Since May 2014, the ICRC has been conducting a series of workshops for the various security forces in Ukraine. The participants have included National Guard officers, Ukrainian Armed Forces officers and legal advisers, and other military personnel. The aim is to establish a dialogue with the authorities and to inform the participants about the ICRC and about the basic rules of international humanitarian law – particularly the provisions applicable in a non-international armed conflict, which is the situation currently obtaining in eastern Ukraine.

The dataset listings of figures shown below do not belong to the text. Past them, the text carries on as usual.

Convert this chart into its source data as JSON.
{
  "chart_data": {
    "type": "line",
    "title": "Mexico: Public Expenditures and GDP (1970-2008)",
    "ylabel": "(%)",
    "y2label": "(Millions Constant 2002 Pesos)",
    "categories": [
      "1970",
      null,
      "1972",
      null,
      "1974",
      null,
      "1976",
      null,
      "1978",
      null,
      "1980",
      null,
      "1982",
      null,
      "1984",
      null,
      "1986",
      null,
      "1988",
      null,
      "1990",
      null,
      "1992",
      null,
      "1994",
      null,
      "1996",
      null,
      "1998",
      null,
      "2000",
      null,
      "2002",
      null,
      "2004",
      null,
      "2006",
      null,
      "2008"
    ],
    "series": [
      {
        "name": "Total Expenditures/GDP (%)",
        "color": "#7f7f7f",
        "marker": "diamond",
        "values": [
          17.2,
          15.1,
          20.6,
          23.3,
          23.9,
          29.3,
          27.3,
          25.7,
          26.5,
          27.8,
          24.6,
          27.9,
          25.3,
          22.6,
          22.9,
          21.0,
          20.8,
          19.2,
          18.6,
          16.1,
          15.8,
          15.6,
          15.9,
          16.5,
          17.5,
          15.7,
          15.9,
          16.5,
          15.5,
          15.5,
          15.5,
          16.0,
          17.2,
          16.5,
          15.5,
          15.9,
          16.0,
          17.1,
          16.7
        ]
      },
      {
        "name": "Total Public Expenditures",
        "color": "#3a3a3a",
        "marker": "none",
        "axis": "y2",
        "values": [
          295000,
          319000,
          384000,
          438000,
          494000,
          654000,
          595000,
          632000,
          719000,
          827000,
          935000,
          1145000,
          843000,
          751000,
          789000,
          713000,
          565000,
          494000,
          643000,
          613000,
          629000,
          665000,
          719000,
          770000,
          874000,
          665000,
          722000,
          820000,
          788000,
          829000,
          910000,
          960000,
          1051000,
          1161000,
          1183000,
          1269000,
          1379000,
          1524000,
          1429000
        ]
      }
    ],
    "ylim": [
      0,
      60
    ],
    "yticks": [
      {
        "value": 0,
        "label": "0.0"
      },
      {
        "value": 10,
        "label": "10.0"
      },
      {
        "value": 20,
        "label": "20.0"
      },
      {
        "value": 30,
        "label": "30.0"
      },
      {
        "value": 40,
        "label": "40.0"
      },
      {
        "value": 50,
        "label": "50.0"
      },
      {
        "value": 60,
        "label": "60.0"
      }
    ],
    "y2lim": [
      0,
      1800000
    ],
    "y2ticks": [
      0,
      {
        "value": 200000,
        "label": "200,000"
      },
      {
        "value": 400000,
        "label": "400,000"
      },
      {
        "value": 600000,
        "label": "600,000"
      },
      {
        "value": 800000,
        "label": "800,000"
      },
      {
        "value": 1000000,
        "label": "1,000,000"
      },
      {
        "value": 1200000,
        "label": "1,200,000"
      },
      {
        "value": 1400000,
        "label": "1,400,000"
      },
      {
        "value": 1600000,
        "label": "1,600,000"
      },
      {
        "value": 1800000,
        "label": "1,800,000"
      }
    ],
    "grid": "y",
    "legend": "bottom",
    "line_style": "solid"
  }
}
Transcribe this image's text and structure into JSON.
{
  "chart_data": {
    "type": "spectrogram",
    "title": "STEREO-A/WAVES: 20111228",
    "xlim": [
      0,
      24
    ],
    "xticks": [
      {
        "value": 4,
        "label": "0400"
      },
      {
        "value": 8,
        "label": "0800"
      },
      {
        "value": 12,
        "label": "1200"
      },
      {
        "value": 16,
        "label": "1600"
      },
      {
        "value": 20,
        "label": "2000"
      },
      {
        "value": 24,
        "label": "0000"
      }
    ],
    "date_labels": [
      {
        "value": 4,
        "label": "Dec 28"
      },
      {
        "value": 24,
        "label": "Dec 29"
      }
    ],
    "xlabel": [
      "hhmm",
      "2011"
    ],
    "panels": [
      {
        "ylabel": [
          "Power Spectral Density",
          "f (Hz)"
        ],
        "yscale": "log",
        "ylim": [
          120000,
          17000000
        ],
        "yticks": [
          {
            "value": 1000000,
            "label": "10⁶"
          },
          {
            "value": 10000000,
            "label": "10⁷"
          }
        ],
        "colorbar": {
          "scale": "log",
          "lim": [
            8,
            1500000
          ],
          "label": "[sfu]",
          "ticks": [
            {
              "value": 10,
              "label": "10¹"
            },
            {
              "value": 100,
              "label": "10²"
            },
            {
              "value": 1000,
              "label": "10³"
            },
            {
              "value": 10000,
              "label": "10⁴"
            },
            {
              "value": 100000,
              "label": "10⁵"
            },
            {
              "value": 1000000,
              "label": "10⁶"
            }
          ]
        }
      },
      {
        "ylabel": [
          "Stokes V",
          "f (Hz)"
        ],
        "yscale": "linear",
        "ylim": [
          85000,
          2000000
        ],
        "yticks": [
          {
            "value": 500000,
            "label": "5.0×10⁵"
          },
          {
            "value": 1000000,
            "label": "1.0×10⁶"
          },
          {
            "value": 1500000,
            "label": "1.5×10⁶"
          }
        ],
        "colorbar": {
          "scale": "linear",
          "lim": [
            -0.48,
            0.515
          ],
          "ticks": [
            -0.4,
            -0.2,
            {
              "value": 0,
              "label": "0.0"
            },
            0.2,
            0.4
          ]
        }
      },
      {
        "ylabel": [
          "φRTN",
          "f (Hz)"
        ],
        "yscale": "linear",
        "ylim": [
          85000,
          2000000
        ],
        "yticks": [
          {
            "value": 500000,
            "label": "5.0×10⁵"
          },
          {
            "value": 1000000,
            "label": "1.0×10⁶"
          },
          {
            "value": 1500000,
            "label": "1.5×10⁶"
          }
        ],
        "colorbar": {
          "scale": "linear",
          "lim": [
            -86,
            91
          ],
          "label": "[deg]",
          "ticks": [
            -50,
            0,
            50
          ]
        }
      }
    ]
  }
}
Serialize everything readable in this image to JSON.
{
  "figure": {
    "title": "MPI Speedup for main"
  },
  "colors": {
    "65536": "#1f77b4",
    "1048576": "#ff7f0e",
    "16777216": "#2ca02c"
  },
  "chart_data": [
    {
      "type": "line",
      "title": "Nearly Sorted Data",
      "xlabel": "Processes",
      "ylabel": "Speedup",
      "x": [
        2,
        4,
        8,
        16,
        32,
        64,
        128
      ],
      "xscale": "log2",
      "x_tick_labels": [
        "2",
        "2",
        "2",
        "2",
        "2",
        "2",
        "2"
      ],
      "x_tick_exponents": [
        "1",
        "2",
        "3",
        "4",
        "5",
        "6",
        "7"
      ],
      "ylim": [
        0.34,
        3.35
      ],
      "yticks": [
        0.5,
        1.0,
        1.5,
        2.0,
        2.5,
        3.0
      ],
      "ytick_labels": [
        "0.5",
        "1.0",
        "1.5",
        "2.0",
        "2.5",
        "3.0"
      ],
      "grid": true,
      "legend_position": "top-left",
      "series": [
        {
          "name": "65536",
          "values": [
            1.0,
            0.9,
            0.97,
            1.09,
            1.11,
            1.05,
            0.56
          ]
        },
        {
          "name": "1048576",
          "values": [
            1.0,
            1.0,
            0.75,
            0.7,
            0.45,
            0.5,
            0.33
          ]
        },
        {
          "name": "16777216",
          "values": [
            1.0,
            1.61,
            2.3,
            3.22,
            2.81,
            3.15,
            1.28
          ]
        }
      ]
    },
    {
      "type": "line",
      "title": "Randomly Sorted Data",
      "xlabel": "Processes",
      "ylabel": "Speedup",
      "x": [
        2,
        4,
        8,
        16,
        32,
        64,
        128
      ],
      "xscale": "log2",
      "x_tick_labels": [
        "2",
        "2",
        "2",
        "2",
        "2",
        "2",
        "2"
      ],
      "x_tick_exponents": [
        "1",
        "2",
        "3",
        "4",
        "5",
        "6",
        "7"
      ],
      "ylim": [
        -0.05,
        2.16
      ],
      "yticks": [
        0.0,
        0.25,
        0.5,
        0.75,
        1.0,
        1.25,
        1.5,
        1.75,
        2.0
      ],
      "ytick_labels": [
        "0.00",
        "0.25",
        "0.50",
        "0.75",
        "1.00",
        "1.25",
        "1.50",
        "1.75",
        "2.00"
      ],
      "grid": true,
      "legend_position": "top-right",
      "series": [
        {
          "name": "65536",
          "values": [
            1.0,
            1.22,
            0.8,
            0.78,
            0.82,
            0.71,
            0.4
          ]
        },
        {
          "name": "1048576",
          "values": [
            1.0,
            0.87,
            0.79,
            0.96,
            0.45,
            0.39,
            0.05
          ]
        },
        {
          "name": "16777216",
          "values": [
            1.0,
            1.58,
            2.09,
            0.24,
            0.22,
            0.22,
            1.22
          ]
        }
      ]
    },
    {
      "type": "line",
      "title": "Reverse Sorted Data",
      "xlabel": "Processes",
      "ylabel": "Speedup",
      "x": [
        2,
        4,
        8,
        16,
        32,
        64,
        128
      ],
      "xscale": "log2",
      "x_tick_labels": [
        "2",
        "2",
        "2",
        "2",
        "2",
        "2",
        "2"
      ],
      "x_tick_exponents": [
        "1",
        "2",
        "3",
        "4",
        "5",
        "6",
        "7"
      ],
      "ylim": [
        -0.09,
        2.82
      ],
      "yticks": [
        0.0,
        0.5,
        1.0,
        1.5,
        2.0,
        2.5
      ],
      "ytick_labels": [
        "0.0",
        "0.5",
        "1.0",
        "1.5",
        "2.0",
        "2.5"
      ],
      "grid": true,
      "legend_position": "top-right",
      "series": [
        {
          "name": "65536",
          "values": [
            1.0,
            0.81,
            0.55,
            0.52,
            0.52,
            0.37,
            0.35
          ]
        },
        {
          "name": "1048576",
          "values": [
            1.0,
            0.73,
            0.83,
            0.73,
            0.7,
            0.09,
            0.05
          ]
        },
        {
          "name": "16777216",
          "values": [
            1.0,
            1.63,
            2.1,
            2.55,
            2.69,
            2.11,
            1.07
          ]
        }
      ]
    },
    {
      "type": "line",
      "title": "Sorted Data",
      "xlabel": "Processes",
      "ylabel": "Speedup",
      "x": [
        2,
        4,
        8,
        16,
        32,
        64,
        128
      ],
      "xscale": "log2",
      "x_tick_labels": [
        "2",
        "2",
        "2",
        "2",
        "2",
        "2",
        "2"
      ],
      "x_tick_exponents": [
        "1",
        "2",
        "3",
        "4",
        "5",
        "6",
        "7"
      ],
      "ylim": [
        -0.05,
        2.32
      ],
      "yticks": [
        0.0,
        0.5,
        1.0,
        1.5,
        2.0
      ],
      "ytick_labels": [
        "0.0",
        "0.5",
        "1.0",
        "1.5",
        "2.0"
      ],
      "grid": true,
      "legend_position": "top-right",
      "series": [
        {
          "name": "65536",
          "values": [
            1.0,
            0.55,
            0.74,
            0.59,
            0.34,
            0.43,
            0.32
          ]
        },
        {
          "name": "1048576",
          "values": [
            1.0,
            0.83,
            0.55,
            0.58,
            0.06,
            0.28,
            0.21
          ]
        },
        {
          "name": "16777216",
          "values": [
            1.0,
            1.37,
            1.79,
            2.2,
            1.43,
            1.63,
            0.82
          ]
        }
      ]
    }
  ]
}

Special focus: Donbas region

Donetsk

  • The ICRC is providing medical facilities in the Donetsk region with regular support. In addition to the general aid delivered to all facilities, hospitals in urban areas are receiving extra surgical supplies, while those in more remote areas are receiving extra first-aid items.
  • The ICRC offers its tracing services for people who have lost contact with a relative as a result of the current situation in eastern Ukraine. Individuals can approach the organization  with information about the disappearance or alleged arrest of the person sought. The ICRC then contacts the authorities to try to find out where the person might be. Where possible, the ICRC collects and distributes messages between relatives separated from one another by the conflict.
  • The ICRC has set up a partnership with Ukrainian Red Cross branches in the Donetsk region to deliver relief to people suffering the effects of the conflict.
  • A part of a programme for people displaced from the Donbas region, the ICRC will soon start issuing vouchers to displaced persons in Mariupol. They will be able to use these vouchers to purchase food and hygiene items. The ICRC is examining the possibility of taking similar action in Donetsk.

Kharkiv region

  • As part of the same support programme for displaced persons in the Donbas region, the ICRC will soon begin distributing vouchers in Kharkiv region, which has received the largest number of displaced people. In Kharkiv, as in Mariupol, the ICRC will initially be supporting ongoing Ukrainian Red Cross distributions to displaced people. IDP households approaching the URCS distribution site will be also provided with relief items. Displaced people will also receive cash vouchers that they can redeem for food and hygiene items at nearby supermarkets.
  • The Ukrainian Red Cross and the ICRC will be carrying out household visits to identify displaced people already assisted in the first phase who require further assistance.
  • The ICRC has been assisting medical facilities in the region for a number of weeks.

Rostov region

  • As at 19 July, 33,000 people displaced from Ukraine were registered with the Federal Migration Service in the Rostov region. The ICRC has provided technical support and a vehicle for the local Russian Red Cross branch, which has begun distributing 120 tonnes of food to displaced people staying with families in the region. The aid was paid for by donations made to the branch.
  • On 26 July the ICRC helped repatriate three seriously injured Ukrainian soldiers by arranging for their transport from a hospital near Rostov, where they were in intensive care, to an aircraft that took them back to Ukraine. The repatriation was organized by the Ukrainian authorities.

Northern Caucasus

In July, with support from local Russian Red Cross branches, the ICRC assisted people displaced from Ukraine who had taken refuge in the northern Caucasus. In Dagestan, we distributed food, clothes, baby food hygiene requisites and other items to over 300 displaced people who were staying in two sanatoria. In Kabardino-Balkaria, a joint ICRC/Russian Red Cross operation enabled 150 displaced people living in two temporary accommodation centres to contact family members in Ukraine by mobile phone.

Crimea

On the basis of an assessment of needs conducted in June, the ICRC and Red Cross branches in Crimea provided food and other aid to people displaced from the south-east of Ukraine who were living in tented camps, hotels, sanatoriums, and elsewhere. The aid included household essentials, tents, mattresses, sheets, hygiene kits, baby food and food kits. At the end of July, around 3,000 people had received this aid.